Uckerath - Altvertrautes Zitat ohne Bezug zum Hier und Heute? Überholt durch die Erfolge der Wissenschaft und Forschung? Soll das vielleicht sogar eine Aufforderung zum Selbstmord sein?
Datum:
9. Apr. 2023
Von:
bp

NEIN! Es ist ein Gleichnis aus Jesu Mund, festgehalten vom Evangelisten Johannes. Ein ziemlich Unbequemes sogar, denn es handelt von  Tod und Vergehen, von Ängsten und Alleinsein, aber auch von Verherrlichung und reicher Frucht. Es hat das Potential für heiße Diskussionen und vielschichtige Interpretationen und es lässt fast Niemanden, der es hört oder liest, kalt. In unserer Liturgie hat es einen festen Platz und ist Ausgangspunkt mancher Predigt.

Wieso also noch einmal darüber nachdenken? Aber ist das nicht mit vielen Dingen im Leben so?  Alles hat man schon einmal gehört oder vielleicht sogar gesehen. Viele von uns haben auch schon einmal den Satz gesagt: „Es kommt alles wieder.“ Warum ist das so? Warum dreht sich das Leben scheinbar im Kreis? Es müsste doch eigentlich immer vorwärts gehen.

Wir bewundern Menschen, die ihre Fröhlichkeit und Zuversicht nicht verlieren, egal wie schwierig die Lebensumstände auch sind. Wir haben Hochachtung vor denen, die sich völlig in den Dienst Anderer stellen. Wenn wir mit dem körperlichen Tod konfrontiert werden, können wir nur schwer die Endlichkeit unseres Seins ertragen. Wir wünschen uns ein gelungenes Leben und meinen damit einen guten Job, eine gute Partnerschaft, Kinder die ihren Weg finden und eine Umwelt, die friedlich und freundlich ist. Das ist absolut utopisch. Das erfahren wir oft genug. Einige von uns werden darüber griesgrämig und missgünstig, Manche zerbrechen sogar völlig und wieder Andere werden vollkommen gleichgültig. Diejenigen, die lebensbejahend und fröhlich durch alle Krisen hindurch kommen, haben – oft ohne es zu wissen – sich genau wie ein Weizenkorn verhalten.
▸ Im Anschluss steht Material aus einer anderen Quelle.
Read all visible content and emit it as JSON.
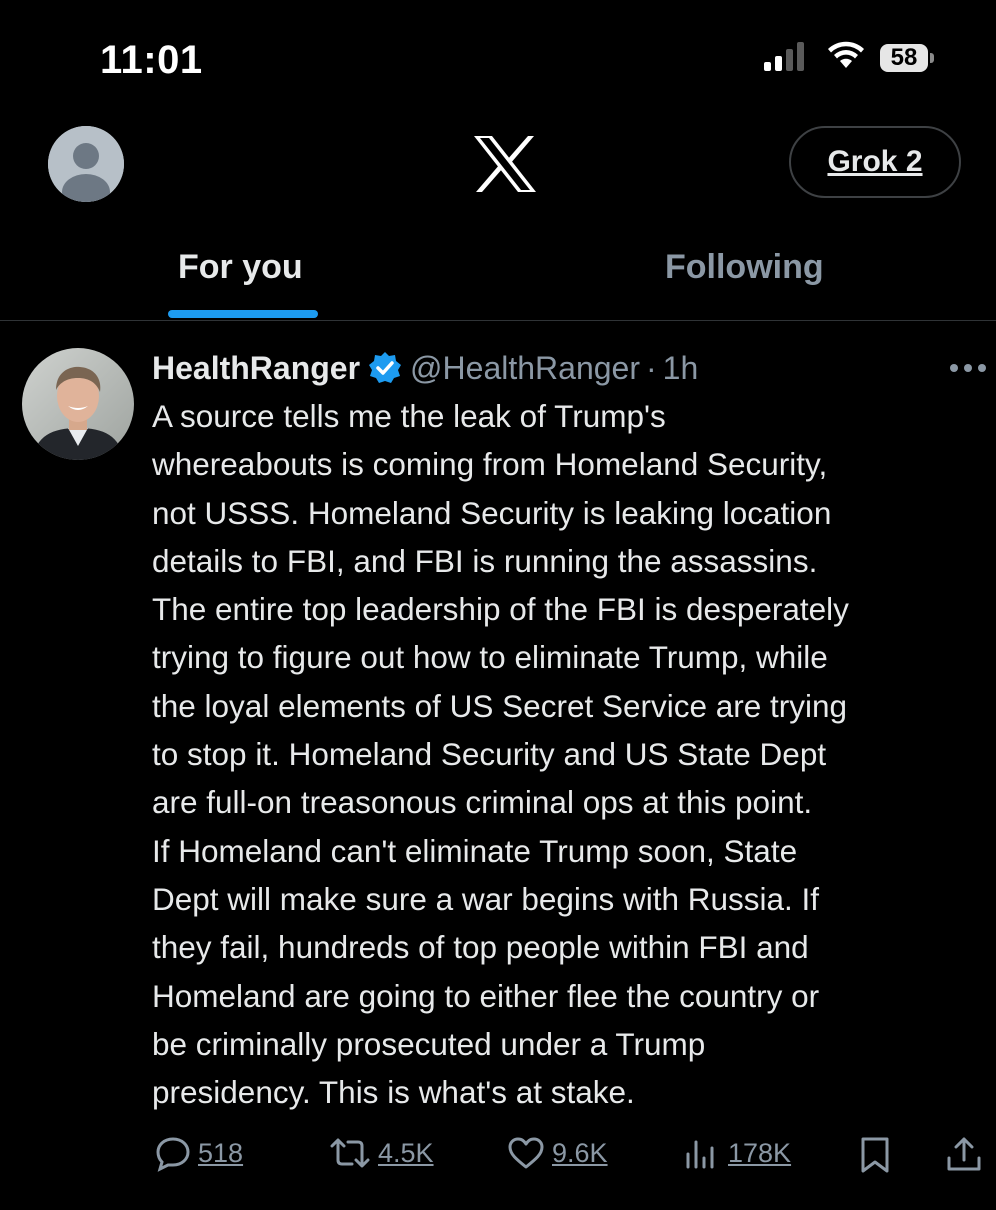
{
  "status_bar": {
    "time": "11:01",
    "battery": "58",
    "signal_icon": "cellular-signal-icon",
    "wifi_icon": "wifi-icon"
  },
  "header": {
    "logo": "x-logo",
    "grok_label": "Grok 2",
    "avatar_icon": "default-profile-avatar"
  },
  "tabs": [
    {
      "label": "For you",
      "active": true
    },
    {
      "label": "Following",
      "active": false
    }
  ],
  "tweet": {
    "display_name": "HealthRanger",
    "verified": true,
    "handle": "@HealthRanger",
    "separator": "·",
    "time": "1h",
    "text": "A source tells me the leak of Trump's\nwhereabouts is coming from Homeland Security,\nnot USSS. Homeland Security is leaking location\ndetails to FBI, and FBI is running the assassins.\nThe entire top leadership of the FBI is desperately\ntrying to figure out how to eliminate Trump, while\nthe loyal elements of US Secret Service are trying\nto stop it. Homeland Security and US State Dept\nare full-on treasonous criminal ops at this point.\nIf Homeland can't eliminate Trump soon, State\nDept will make sure a war begins with Russia. If\nthey fail, hundreds of top people within FBI and\nHomeland are going to either flee the country or\nbe criminally prosecuted under a Trump\npresidency. This is what's at stake.",
    "actions": {
      "replies": "518",
      "reposts": "4.5K",
      "likes": "9.6K",
      "views": "178K"
    }
  },
  "colors": {
    "background": "#000000",
    "text": "#e7e9ea",
    "muted": "#8b98a5",
    "accent": "#1d9bf0",
    "border": "#2f3336"
  }
}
Sie sind einen kleinen Tod gestorben, weil sie loslassen konnten. Sie haben falschen Ehrgeiz begraben, Langmut bewiesen, die Hoffnung nie aufgegeben. Wie das Weizenkorn haben sie die harte Schale um ihre Seele geöffnet, sich verändert und einen Neuanfang gewagt. Genau dadurch haben sie das Leben neu gewonnen. 

Wenn wir uns alle als Weizenkörner begreifen, egal ob Groß oder Klein, Alt oder Jung, Geistlicher oder Politiker, können wir uns auf den Wunsch Jesu einlassen. Öffnen wir uns für das Neue, machen wir uns bereit auf Loslassen und Veränderung. Sterben wir den Tod des Festhaltens an Erstarrtem und wir werden ein völlig neues Leben gewinnen - bis in alle Ewigkeit hinein. Dann ist Sterben auch gar nicht so schlimm, wie es die kleine Hertha in der Geschichte von Wolfdietrich Schnurre formuliert.

Das alles greift das Motiv der diesjährigen Osterkerze auf.

Das Weizenkorn, aus dem eine reife Ähre erwachsen ist, lehnt sich an den Kreuzesstamm. Über der dunklen Erde, in der Alpha und Omega gut erkennbar ruhen, geht die Sonne des neuen Tages auf. Sinnbild für das neue, lebendige Leben aber auch für den neuen Menschen, der wir alle sein können.